Начались нападения на полицейские участки, здания партийных и государственных органов, киоски с коммунистическими газетами, уничтожались государственные символы, в том числе и советские флаги. Активисты отслеживали и избивали сотрудников Штази в штатском, которых опознавали по светло-коричневым ботинкам, которые, как считалось, были частью их гражданской одежды. Понятно, что кое-кто пострадал ни за что. Из Западного Берлина на помощь к митингующим подходили хорошо организованные группы людей. Именно с их стороны чаще всего звучали антисоветские лозунги, которые не находили активной поддержки у восточно-берлинцев.
Ситуацию накалило то, что, кроме министра железнорудной промышленности Фритца Зельбмана, к митингующим не вышел ни один представитель высшего восточногерманского руководства, которое укрылось в советском гарнизоне в Карлсхорсте.

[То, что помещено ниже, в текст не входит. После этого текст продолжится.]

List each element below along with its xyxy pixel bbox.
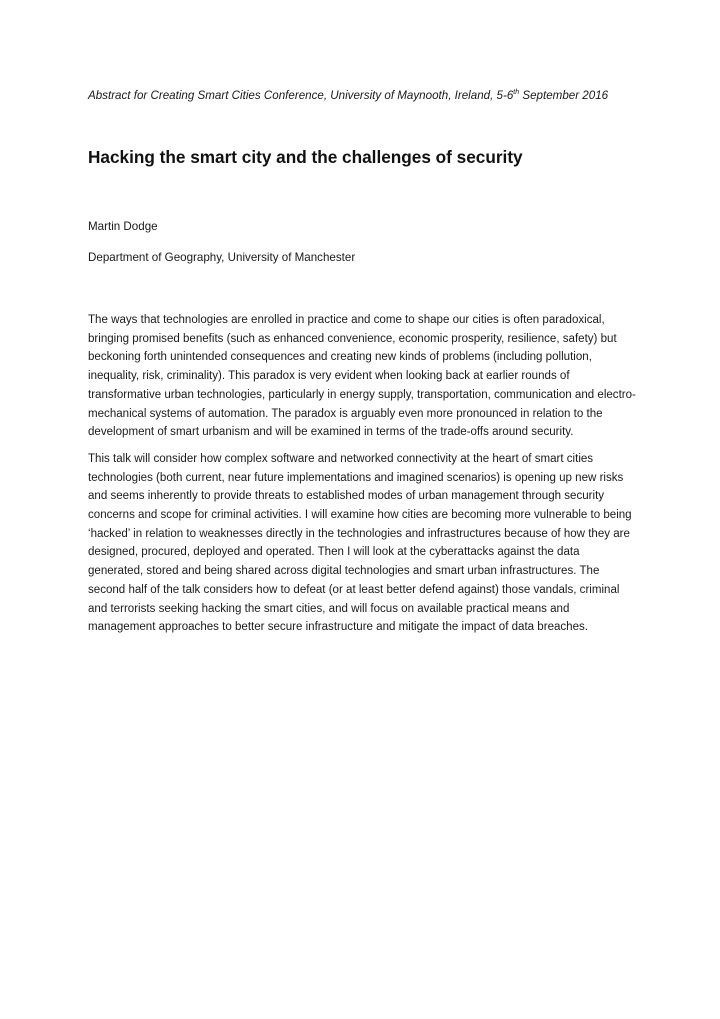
conference-line (88, 88, 648, 104)
paper-title: Hacking the smart city and the challenges of security (88, 147, 523, 167)
ordinal-superscript: th (513, 89, 520, 96)
abstract-paragraph-2: This talk will consider how complex software and networked connectivity at the heart of smart cities technologies (both current, near future implementations and imagined scenarios) is opening up new risks and seems inherently to provide threats to established modes of urban management through security concerns and scope for criminal activities. I will examine how cities are becoming more vulnerable to being ‘hacked’ in relation to weaknesses directly in the technologies and infrastructures because of how they are designed, procured, deployed and operated. Then I will look at the cyberattacks against the data generated, stored and being shared across digital technologies and smart urban infrastructures. The second half of the talk considers how to defeat (or at least better defend against) those vandals, criminal and terrorists seeking hacking the smart cities, and will focus on available practical means and management approaches to better secure infrastructure and mitigate the impact of data breaches. (88, 452, 632, 634)
conference-text: Abstract for Creating Smart Cities Conference, University of Maynooth, Ireland, 5-6 (88, 89, 514, 102)
author-name: Martin Dodge (88, 220, 158, 233)
conference-date-text: September 2016 (519, 89, 609, 102)
author-affiliation: Department of Geography, University of Manchester (88, 251, 356, 264)
abstract-paragraph-1: The ways that technologies are enrolled in practice and come to shape our cities is often paradoxical, bringing promised benefits (such as enhanced convenience, economic prosperity, resilience, safety) but beckoning forth unintended consequences and creating new kinds of problems (including pollution, inequality, risk, criminality). This paradox is very evident when looking back at earlier rounds of transformative urban technologies, particularly in energy supply, transportation, communication and electro-mechanical systems of automation. The paradox is arguably even more pronounced in relation to the development of smart urbanism and will be examined in terms of the trade-offs around security. (88, 314, 636, 439)
abstract-body (88, 311, 636, 645)
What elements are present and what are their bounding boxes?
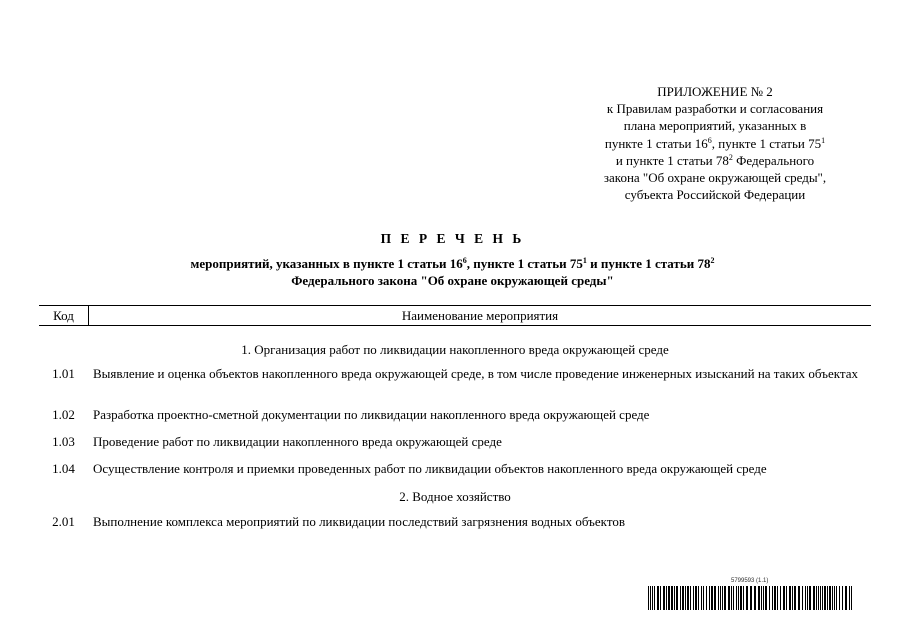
barcode-bar [674,586,675,610]
appendix-block [560,83,870,203]
barcode-bar [845,586,847,610]
barcode-bar [701,586,702,610]
barcode-bar [807,586,808,610]
barcode-bar [769,586,770,610]
barcode-bar [786,586,787,610]
barcode-bar [824,586,826,610]
barcode-bar [746,586,748,610]
row-code: 1.02 [52,407,75,422]
barcode-bar [648,586,649,610]
barcode-bar [832,586,833,610]
barcode-bar [652,586,653,610]
barcode-bar [660,586,661,610]
barcode-bar [805,586,806,610]
barcode-bar [728,586,730,610]
appendix-line: пункте 1 статьи $16^6$, пункте 1 статьи $75^1$ [604,135,826,151]
barcode-bar [698,586,699,610]
barcode-icon [648,586,856,610]
barcode-bar [827,586,828,610]
barcode-bar [733,586,734,610]
barcode-bar [809,586,811,610]
barcode-bar [690,586,691,610]
appendix-title: ПРИЛОЖЕНИЕ № 2 [657,84,773,99]
table-top-border [39,305,871,306]
barcode-bar [772,586,773,610]
barcode-bar [750,586,752,610]
barcode-bar [740,586,742,610]
row-name: Разработка проектно-сметной документации по ликвидации накопленного вреда окружающей среде [93,407,650,422]
barcode-bar [709,586,710,610]
appendix-line: плана мероприятий, указанных в [623,118,807,134]
barcode-bar [663,586,665,610]
column-header-name: Наименование мероприятия [401,308,559,323]
barcode-bar [722,586,723,610]
barcode-bar [671,586,673,610]
barcode-bar [657,586,659,610]
barcode-bar [765,586,767,610]
barcode-bar [676,586,678,610]
barcode-bar [714,586,716,610]
barcode-bar [758,586,760,610]
barcode-bar [682,586,684,610]
barcode-bar [718,586,719,610]
barcode-bar [842,586,843,610]
barcode-bar [822,586,823,610]
barcode-bar [774,586,776,610]
subtitle-line: мероприятий, указанных в пункте 1 статьи $16^6$, пункте 1 статьи $75^1$ и пункте 1 статьи $78^2$ [190,256,715,271]
row-name: Проведение работ по ликвидации накопленного вреда окружающей среде [93,434,502,449]
barcode-bar [731,586,732,610]
barcode-bar [836,586,837,610]
barcode-bar [780,586,781,610]
barcode-bar [849,586,850,610]
barcode-bar [668,586,670,610]
barcode-bar [680,586,681,610]
barcode-bar [754,586,756,610]
barcode-bar [695,586,697,610]
barcode-bar [820,586,821,610]
barcode-bar [666,586,667,610]
barcode-bar [818,586,819,610]
barcode-bar [761,586,762,610]
row-name: Осуществление контроля и приемки проведенных работ по ликвидации объектов накопленного вреда окружающей среде [93,461,767,476]
document-title: П Е Р Е Ч Е Н Ь [380,231,525,246]
barcode-bar [839,586,840,610]
barcode-bar [720,586,721,610]
barcode-bar [763,586,764,610]
barcode-bar [706,586,707,610]
subtitle-line: Федерального закона "Об охране окружающей среды" [291,273,614,288]
row-code: 2.01 [52,514,75,529]
barcode-bar [829,586,831,610]
barcode-bar [816,586,817,610]
appendix-line: субъекта Российской Федерации [624,187,806,203]
appendix-line: и пункте 1 статьи $78^2$ Федерального [615,152,815,168]
barcode-bar [687,586,689,610]
section-heading: 1. Организация работ по ликвидации накопленного вреда окружающей среде [241,342,669,357]
barcode-bar [650,586,651,610]
barcode-bar [777,586,778,610]
barcode-bar [792,586,793,610]
barcode-bar [703,586,704,610]
table-header-bottom-border [39,325,871,326]
row-code: 1.03 [52,434,75,449]
row-code: 1.04 [52,461,75,476]
barcode-bar [738,586,739,610]
row-name: Выявление и оценка объектов накопленного вреда окружающей среде, в том числе проведение инженерных изысканий на таких объектах [93,366,858,381]
column-header-code: Код [53,308,74,323]
barcode-bar [693,586,694,610]
barcode-bar [851,586,852,610]
appendix-line: к Правилам разработки и согласования [606,101,824,117]
barcode-bar [783,586,785,610]
row-name: Выполнение комплекса мероприятий по ликвидации последствий загрязнения водных объектов [93,514,625,529]
barcode-bar [724,586,726,610]
row-code: 1.01 [52,366,75,381]
barcode-bar [711,586,713,610]
barcode-bar [802,586,803,610]
barcode-bar [789,586,791,610]
barcode-bar [794,586,796,610]
barcode-bar [736,586,737,610]
barcode-number: 5799593 (1.1) [731,578,769,584]
barcode-bar [685,586,686,610]
barcode-bar [834,586,835,610]
section-heading: 2. Водное хозяйство [399,489,511,504]
appendix-line: закона "Об охране окружающей среды", [603,170,827,186]
barcode-bar [654,586,655,610]
barcode-bar [813,586,815,610]
barcode-bar [743,586,744,610]
barcode-bar [798,586,800,610]
document-subtitle [0,255,905,289]
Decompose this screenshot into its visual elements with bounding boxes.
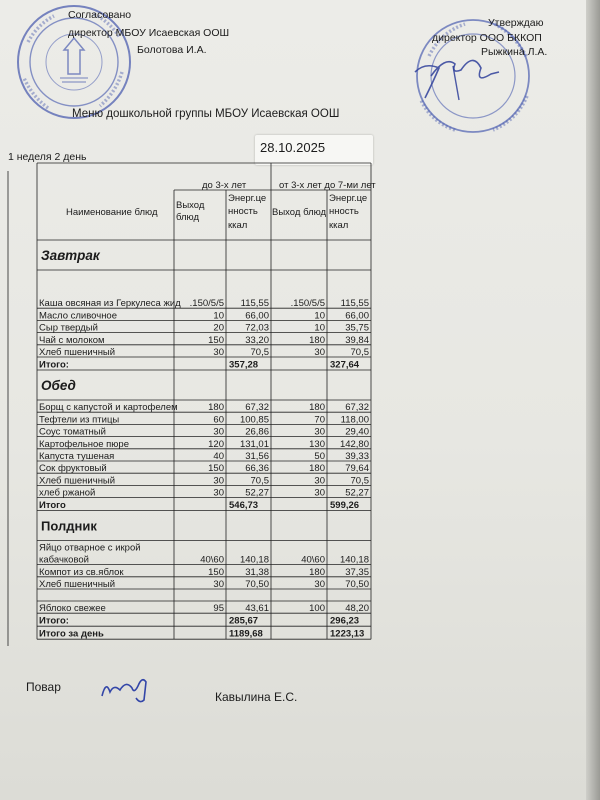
column-header-energy-3-to-7: Энерг.це xyxy=(329,193,368,204)
column-header-energy-3-to-7-unit: ккал xyxy=(329,220,349,231)
yield-under-3: 30 xyxy=(213,579,224,590)
energy-3-to-7: 29,40 xyxy=(345,426,369,438)
meal-section-title: Обед xyxy=(41,378,76,393)
approval-right-signatory: Рыжкина Л.А. xyxy=(481,46,548,58)
yield-3-to-7: .150/5/5 xyxy=(290,298,325,310)
column-header-yield-3-to-7: Выход блюд xyxy=(272,207,327,218)
energy-3-to-7: 142,80 xyxy=(339,438,369,450)
yield-under-3: 60 xyxy=(213,414,224,426)
meal-section-title: Полдник xyxy=(41,518,97,534)
dish-name: Соус томатный xyxy=(39,426,106,438)
dish-name: Компот из св.яблок xyxy=(39,566,124,578)
energy-under-3: 31,56 xyxy=(245,451,269,462)
yield-under-3: 40 xyxy=(213,451,224,462)
approval-right-position: директор ООО БККОП xyxy=(432,32,542,44)
column-header-dish-name: Наименование блюд xyxy=(66,207,158,218)
total-energy-under-3: 1189,68 xyxy=(229,628,263,640)
energy-3-to-7: 52,27 xyxy=(345,487,369,499)
yield-3-to-7: 30 xyxy=(314,487,325,499)
yield-3-to-7: 180 xyxy=(309,566,325,578)
energy-3-to-7: 48,20 xyxy=(345,603,369,615)
energy-under-3: 67,32 xyxy=(245,402,269,414)
column-header-energy-3-to-7-cont: нность xyxy=(329,206,359,217)
dish-name: Чай с молоком xyxy=(39,334,105,346)
approval-left-position: директор МБОУ Исаевская ООШ xyxy=(68,27,230,39)
total-energy-3-to-7: 599,26 xyxy=(330,500,360,512)
energy-under-3: 66,00 xyxy=(245,310,269,322)
dish-name-cont: кабачковой xyxy=(39,554,89,566)
dish-name: Хлеб пшеничный xyxy=(39,579,116,590)
energy-3-to-7: 70,50 xyxy=(345,579,369,590)
yield-under-3: 40\60 xyxy=(200,554,224,566)
total-energy-under-3: 546,73 xyxy=(229,500,259,512)
cook-signature xyxy=(98,670,168,706)
column-header-yield-under-3-cont: блюд xyxy=(176,212,200,223)
energy-under-3: 100,85 xyxy=(239,414,269,426)
dish-name: Яблоко свежее xyxy=(39,603,106,615)
group-under-3-label: до 3-х лет xyxy=(202,180,247,191)
dish-name: хлеб ржаной xyxy=(39,487,96,499)
cook-role: Повар xyxy=(26,680,61,694)
dish-name: Масло сливочное xyxy=(39,310,118,322)
energy-under-3: 140,18 xyxy=(239,554,269,566)
energy-3-to-7: 39,84 xyxy=(345,334,369,346)
yield-3-to-7: 180 xyxy=(309,463,325,475)
total-label: Итого xyxy=(39,500,66,512)
energy-3-to-7: 39,33 xyxy=(345,451,369,462)
approval-left-signatory: Болотова И.А. xyxy=(137,44,207,56)
approval-left-title: Согласовано xyxy=(68,9,132,21)
energy-under-3: 70,5 xyxy=(250,475,269,487)
yield-under-3: 20 xyxy=(213,322,224,334)
total-label: Итого: xyxy=(39,615,69,627)
column-header-energy-under-3-cont: нность xyxy=(228,206,258,217)
yield-3-to-7: 180 xyxy=(309,334,325,346)
dish-name: Яйцо отварное с икрой xyxy=(39,542,141,554)
dish-name: Картофельное пюре xyxy=(39,438,129,450)
yield-3-to-7: 50 xyxy=(314,451,325,462)
yield-3-to-7: 180 xyxy=(309,402,325,414)
dish-name: Хлеб пшеничный xyxy=(39,347,116,358)
yield-3-to-7: 30 xyxy=(314,426,325,438)
yield-under-3: 30 xyxy=(213,475,224,487)
energy-under-3: 33,20 xyxy=(245,334,269,346)
yield-under-3: 150 xyxy=(208,463,224,475)
document-title: Меню дошкольной группы МБОУ Исаевская ООШ xyxy=(72,108,340,120)
energy-3-to-7: 67,32 xyxy=(345,402,369,414)
cook-name: Кавылина Е.С. xyxy=(215,690,298,704)
total-energy-under-3: 357,28 xyxy=(229,359,259,371)
energy-3-to-7: 140,18 xyxy=(339,554,369,566)
yield-under-3: 150 xyxy=(208,334,224,346)
energy-under-3: 72,03 xyxy=(245,322,269,334)
yield-3-to-7: 10 xyxy=(314,310,325,322)
yield-under-3: .150/5/5 xyxy=(189,298,224,310)
column-header-yield-under-3: Выход xyxy=(176,200,205,211)
energy-3-to-7: 118,00 xyxy=(340,414,369,426)
total-energy-3-to-7: 327,64 xyxy=(330,359,360,371)
column-header-energy-under-3-unit: ккал xyxy=(228,220,248,231)
energy-3-to-7: 70,5 xyxy=(350,475,369,487)
yield-under-3: 30 xyxy=(213,487,224,499)
yield-3-to-7: 40\60 xyxy=(301,554,325,566)
yield-under-3: 150 xyxy=(208,566,224,578)
energy-under-3: 70,50 xyxy=(245,579,269,590)
energy-3-to-7: 37,35 xyxy=(345,566,369,578)
yield-3-to-7: 130 xyxy=(309,438,325,450)
yield-under-3: 10 xyxy=(213,310,224,322)
meal-section-title: Завтрак xyxy=(41,248,100,263)
energy-3-to-7: 79,64 xyxy=(345,463,369,475)
dish-name: Хлеб пшеничный xyxy=(39,475,116,487)
yield-under-3: 30 xyxy=(213,426,224,438)
dish-name: Сыр твердый xyxy=(39,322,98,334)
energy-under-3: 131,01 xyxy=(239,438,269,450)
dish-name: Каша овсяная из Геркулеса жид xyxy=(39,298,181,310)
yield-3-to-7: 100 xyxy=(309,603,325,615)
yield-under-3: 180 xyxy=(208,402,224,414)
energy-under-3: 43,61 xyxy=(245,603,269,615)
week-day-label: 1 неделя 2 день xyxy=(8,151,87,163)
energy-under-3: 52,27 xyxy=(245,487,269,499)
yield-3-to-7: 30 xyxy=(314,475,325,487)
energy-3-to-7: 115,55 xyxy=(340,298,369,310)
energy-3-to-7: 66,00 xyxy=(345,310,369,322)
total-label: Итого за день xyxy=(39,628,104,640)
dish-name: Сок фруктовый xyxy=(39,463,107,475)
yield-3-to-7: 70 xyxy=(314,414,325,426)
total-label: Итого: xyxy=(39,359,69,371)
yield-under-3: 30 xyxy=(213,347,224,358)
yield-3-to-7: 30 xyxy=(314,347,325,358)
energy-under-3: 70,5 xyxy=(250,347,269,358)
total-energy-3-to-7: 1223,13 xyxy=(330,628,365,640)
yield-under-3: 120 xyxy=(208,438,224,450)
yield-under-3: 95 xyxy=(213,603,224,615)
energy-3-to-7: 70,5 xyxy=(350,347,369,358)
yield-3-to-7: 10 xyxy=(314,322,325,334)
energy-under-3: 31,38 xyxy=(245,566,269,578)
total-energy-3-to-7: 296,23 xyxy=(330,615,360,627)
energy-under-3: 115,55 xyxy=(240,298,269,310)
total-energy-under-3: 285,67 xyxy=(229,615,259,627)
yield-3-to-7: 30 xyxy=(314,579,325,590)
dish-name: Капуста тушеная xyxy=(39,451,115,462)
approval-right-title: Утверждаю xyxy=(488,17,544,29)
energy-under-3: 26,86 xyxy=(245,426,269,438)
energy-under-3: 66,36 xyxy=(245,463,269,475)
dish-name: Тефтели из птицы xyxy=(39,414,120,426)
menu-date: 28.10.2025 xyxy=(255,135,373,165)
dish-name: Борщ с капустой и картофелем xyxy=(39,402,178,414)
energy-3-to-7: 35,75 xyxy=(345,322,369,334)
column-header-energy-under-3: Энерг.це xyxy=(228,193,267,204)
group-3-to-7-label: от 3-х лет до 7-ми лет xyxy=(279,180,376,191)
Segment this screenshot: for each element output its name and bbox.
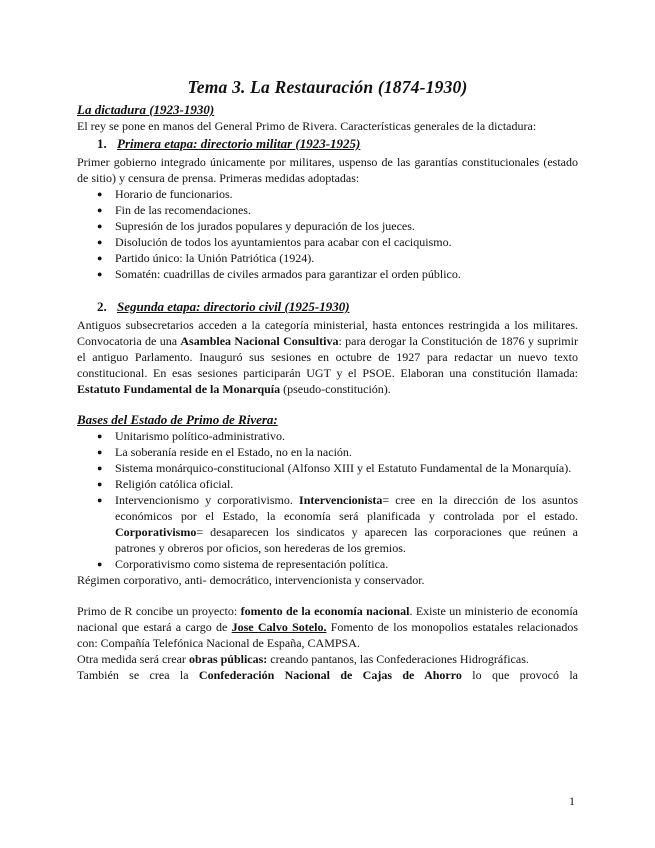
bullet-icon: ● — [97, 447, 103, 457]
dictadura-intro: El rey se pone en manos del General Primo de Rivera. Características generales de la dictadura: — [77, 119, 537, 133]
etapa1-heading — [97, 135, 578, 153]
list-item: ● Sistema monárquico-constitucional (Alfonso XIII y el Estatuto Fundamental de la Monarquía). — [97, 461, 572, 475]
bullet-icon: ● — [97, 189, 103, 199]
etapa1-number: 1. — [97, 136, 107, 151]
etapa1-bullet-list — [77, 186, 578, 282]
list-item: ● Fin de las recomendaciones. — [97, 203, 251, 217]
list-item: ● Horario de funcionarios. — [97, 187, 233, 201]
list-item: ● La soberanía reside en el Estado, no en la nación. — [97, 445, 352, 459]
document-content — [77, 76, 578, 683]
bullet-icon: ● — [97, 431, 103, 441]
economia-paragraph-2: Otra medida será crear obras públicas: creando pantanos, las Confederaciones Hidrográficas. — [77, 652, 529, 666]
bases-bullet-list — [77, 428, 578, 572]
list-item: ● Unitarismo político-administrativo. — [97, 429, 285, 443]
page-title: Tema 3. La Restauración (1874-1930) — [187, 77, 468, 97]
list-item: ● Intervencionismo y corporativismo. Intervencionista= cree en la dirección de los asuntos económicos por el Estado, la economía será planificada y controlada por el estado. Corporativismo= desaparecen los sindicatos y aparecen las corporaciones que reúnen a patrones y obreros por oficios, son herederas de los gremios. — [97, 493, 578, 555]
etapa2-number: 2. — [97, 299, 107, 314]
regimen-text: Régimen corporativo, anti- democrático, intervencionista y conservador. — [77, 573, 425, 587]
list-item: ● Religión católica oficial. — [97, 477, 234, 491]
bullet-icon: ● — [97, 479, 103, 489]
section-heading-bases: Bases del Estado de Primo de Rivera: — [77, 412, 278, 427]
bullet-icon: ● — [97, 269, 103, 279]
bullet-icon: ● — [97, 463, 103, 473]
etapa2-text: Antiguos subsecretarios acceden a la categoría ministerial, hasta entonces restringida a los militares. Convocatoria de una Asamblea Nacional Consultiva: para derogar la Constitución de 1876 y suprimir el antiguo Parlamento. Inauguró sus sesiones en octubre de 1927 para redactar un nuevo texto constitucional. En esas sesiones participarán UGT y el PSOE. Elaboran una constitución llamada: Estatuto Fundamental de la Monarquía (pseudo-constitución). — [77, 318, 578, 396]
list-item: ● Supresión de los jurados populares y depuración de los jueces. — [97, 219, 415, 233]
bullet-icon: ● — [97, 205, 103, 215]
economia-paragraph-1: Primo de R concibe un proyecto: fomento de la economía nacional. Existe un ministerio de economía nacional que estará a cargo de Jose Calvo Sotelo. Fomento de los monopolios estatales relacionados con: Compañía Telefónica Nacional de España, CAMPSA. — [77, 604, 578, 650]
bullet-icon: ● — [97, 237, 103, 247]
bullet-icon: ● — [97, 221, 103, 231]
page-number: 1 — [569, 794, 575, 808]
etapa2-heading — [97, 298, 578, 316]
etapa2-title: Segunda etapa: directorio civil (1925-1930) — [117, 299, 350, 314]
etapa1-title: Primera etapa: directorio militar (1923-1925) — [117, 136, 361, 151]
list-item: ● Somatén: cuadrillas de civiles armados para garantizar el orden público. — [97, 267, 461, 281]
section-heading-dictadura: La dictadura (1923-1930) — [77, 102, 215, 117]
bullet-icon: ● — [97, 495, 103, 505]
list-item: ● Disolución de todos los ayuntamientos para acabar con el caciquismo. — [97, 235, 452, 249]
etapa1-text: Primer gobierno integrado únicamente por militares, uspenso de las garantías constitucionales (estado de sitio) y censura de prensa. Primeras medidas adoptadas: — [77, 155, 578, 185]
list-item: ● Corporativismo como sistema de representación política. — [97, 557, 389, 571]
list-item: ● Partido único: la Unión Patriótica (1924). — [97, 251, 315, 265]
bullet-icon: ● — [97, 559, 103, 569]
bullet-icon: ● — [97, 253, 103, 263]
economia-paragraph-3: También se crea la Confederación Nacional de Cajas de Ahorro lo que provocó la — [77, 668, 578, 682]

Зельбман пытался сообщить шумящей толпе, что Совет министров ГДР отменил повышение норм выработки… Но его уже никто не слушал. Рабочие скандировали: «Долой Ульбрихта! Долой СЕПГ! Свободные выборы!»
События стали развиваться по логике бунта. Толпу охватила эйфория свободы. Сотни тысяч людей вышли на Александерплац, на Потсдамерплац, к Бранденбургским воротам. Вместо красного флага над Бранденбургскими воротами был поднят бело-красный флаг с медведем — символом Берлина.
Теперь слово должны были взять советские танки и немецкая полиция. Группой советских оккупационных войск в Германии тогда командовал генерал-полковник А. Гречко. Для общего руководства из Москвы прилетел Лаврентий Берия. События 17 июня стали в Берлине вторым крупным эпизодом «холодной войны», когда советские войска привели в действие свою военную машину. В 13.00 17 июня в Берлине советский военный комендант объявил чрезвычайное положение.